News Release

Businesses Don't Capitalize On Information Advances, Journal Concludes

Peer-Reviewed Publication

Institute for Operations Research and the Management Sciences

BALTIMORE, January 21 - Business management fails to capitalize on the revolution in the Internet and other information systems, thus costing some companies tens of millions of dollars, according to a special issue of a journal published by the Institute for Operations Research and the Management Sciences (INFORMS).

The current issue of Management Science, entitled "Frontier Research on Information Systems and Economics," concludes that there is a gap between the many potential business applications of emerging computer/communications technology and actual management practices. The use of trial-and-error experimentation, rather than careful research and development, has cost companies trying to gain profits from advances in information technology, the issue concludes.

"The most significant technological development confronting managers today is the improvement in the capabilities of information technology," write the issue's editors, Dr. Erik Brynjolfsson, a Professor of Management Science at MIT's Sloan School of Management, and Dr. Abraham Seidmann, an operations researcher with the W.E. Simon School of Business Administration at the University of Rochester.

"Technological achievements alone, however, do not ensure economic progress.
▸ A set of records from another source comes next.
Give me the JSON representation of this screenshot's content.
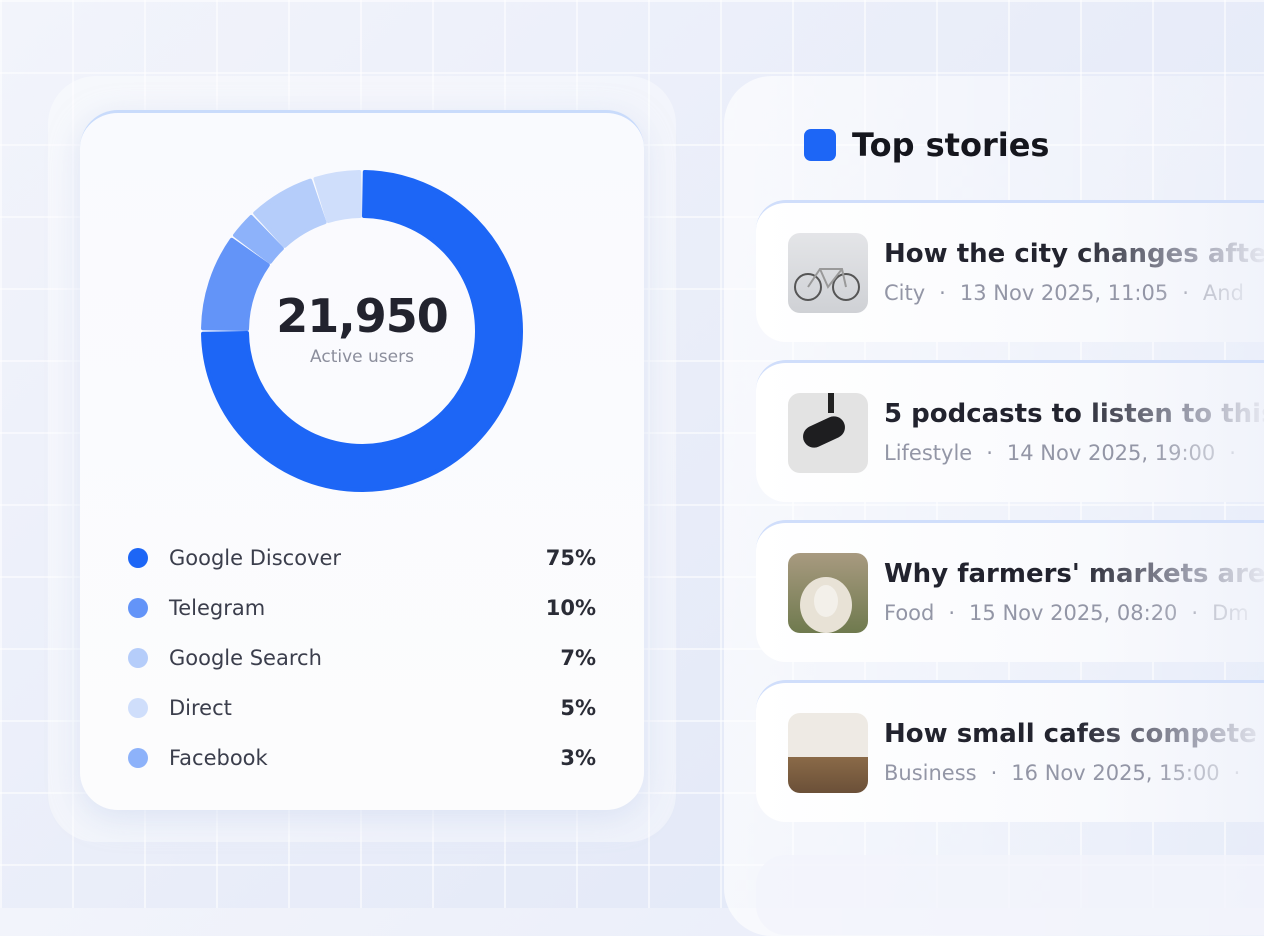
{
  "active_users": {
    "value": "21,950",
    "label": "Active users"
  },
  "chart_data": {
    "type": "pie",
    "categories": [
      "Google Discover",
      "Telegram",
      "Google Search",
      "Direct",
      "Facebook"
    ],
    "values": [
      75,
      10,
      7,
      5,
      3
    ],
    "value_labels": [
      "75%",
      "10%",
      "7%",
      "5%",
      "3%"
    ],
    "colors": [
      "#1d66f6",
      "#6394f8",
      "#b5cdfa",
      "#cfdefb",
      "#8db2fa"
    ],
    "donut": true
  },
  "top_stories": {
    "title": "Top stories",
    "accent": "#1d66f6",
    "items": [
      {
        "title": "How the city changes afte",
        "category": "City",
        "date": "13 Nov 2025, 11:05",
        "author": "And",
        "thumb": "bicycle"
      },
      {
        "title": "5 podcasts to listen to this",
        "category": "Lifestyle",
        "date": "14 Nov 2025, 19:00",
        "author": "",
        "thumb": "microphone"
      },
      {
        "title": "Why farmers' markets are",
        "category": "Food",
        "date": "15 Nov 2025, 08:20",
        "author": "Dm",
        "thumb": "sheep"
      },
      {
        "title": "How small cafes compete",
        "category": "Business",
        "date": "16 Nov 2025, 15:00",
        "author": "",
        "thumb": "cafe"
      }
    ]
  }
}
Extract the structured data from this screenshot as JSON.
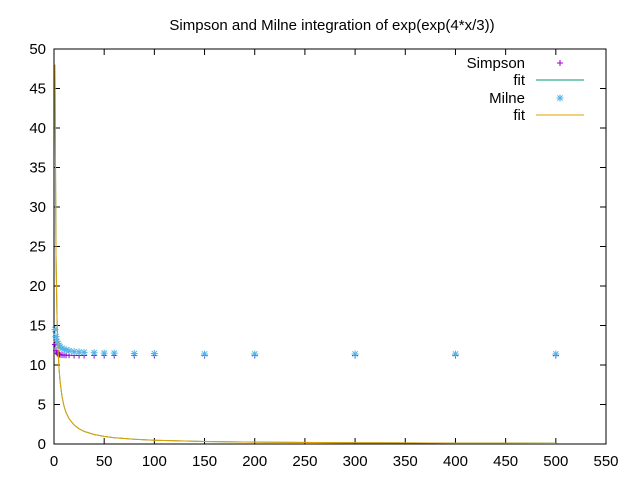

Advances in information technologies can create new options and relax old constraints, but they often require commensurate changes in management practices before they create any value."

The special issue addresses this gap by outlining operations research methods that can bring management gains in the areas of electronic commerce, information systems, productivity, securities trading, and software development.

The Institute for Operations Research and the Management Sciences (INFORMS) is an international scientific society with 12,000 members, including Nobel Prize laureates, dedicated to applying scientific methods to help improve decision-making, management, and operations. Members of INFORMS work primarily in business, government, and academia. They are represented in fields as diverse as airlines, health care, law enforcement, the military, the stock market, and telecommunications.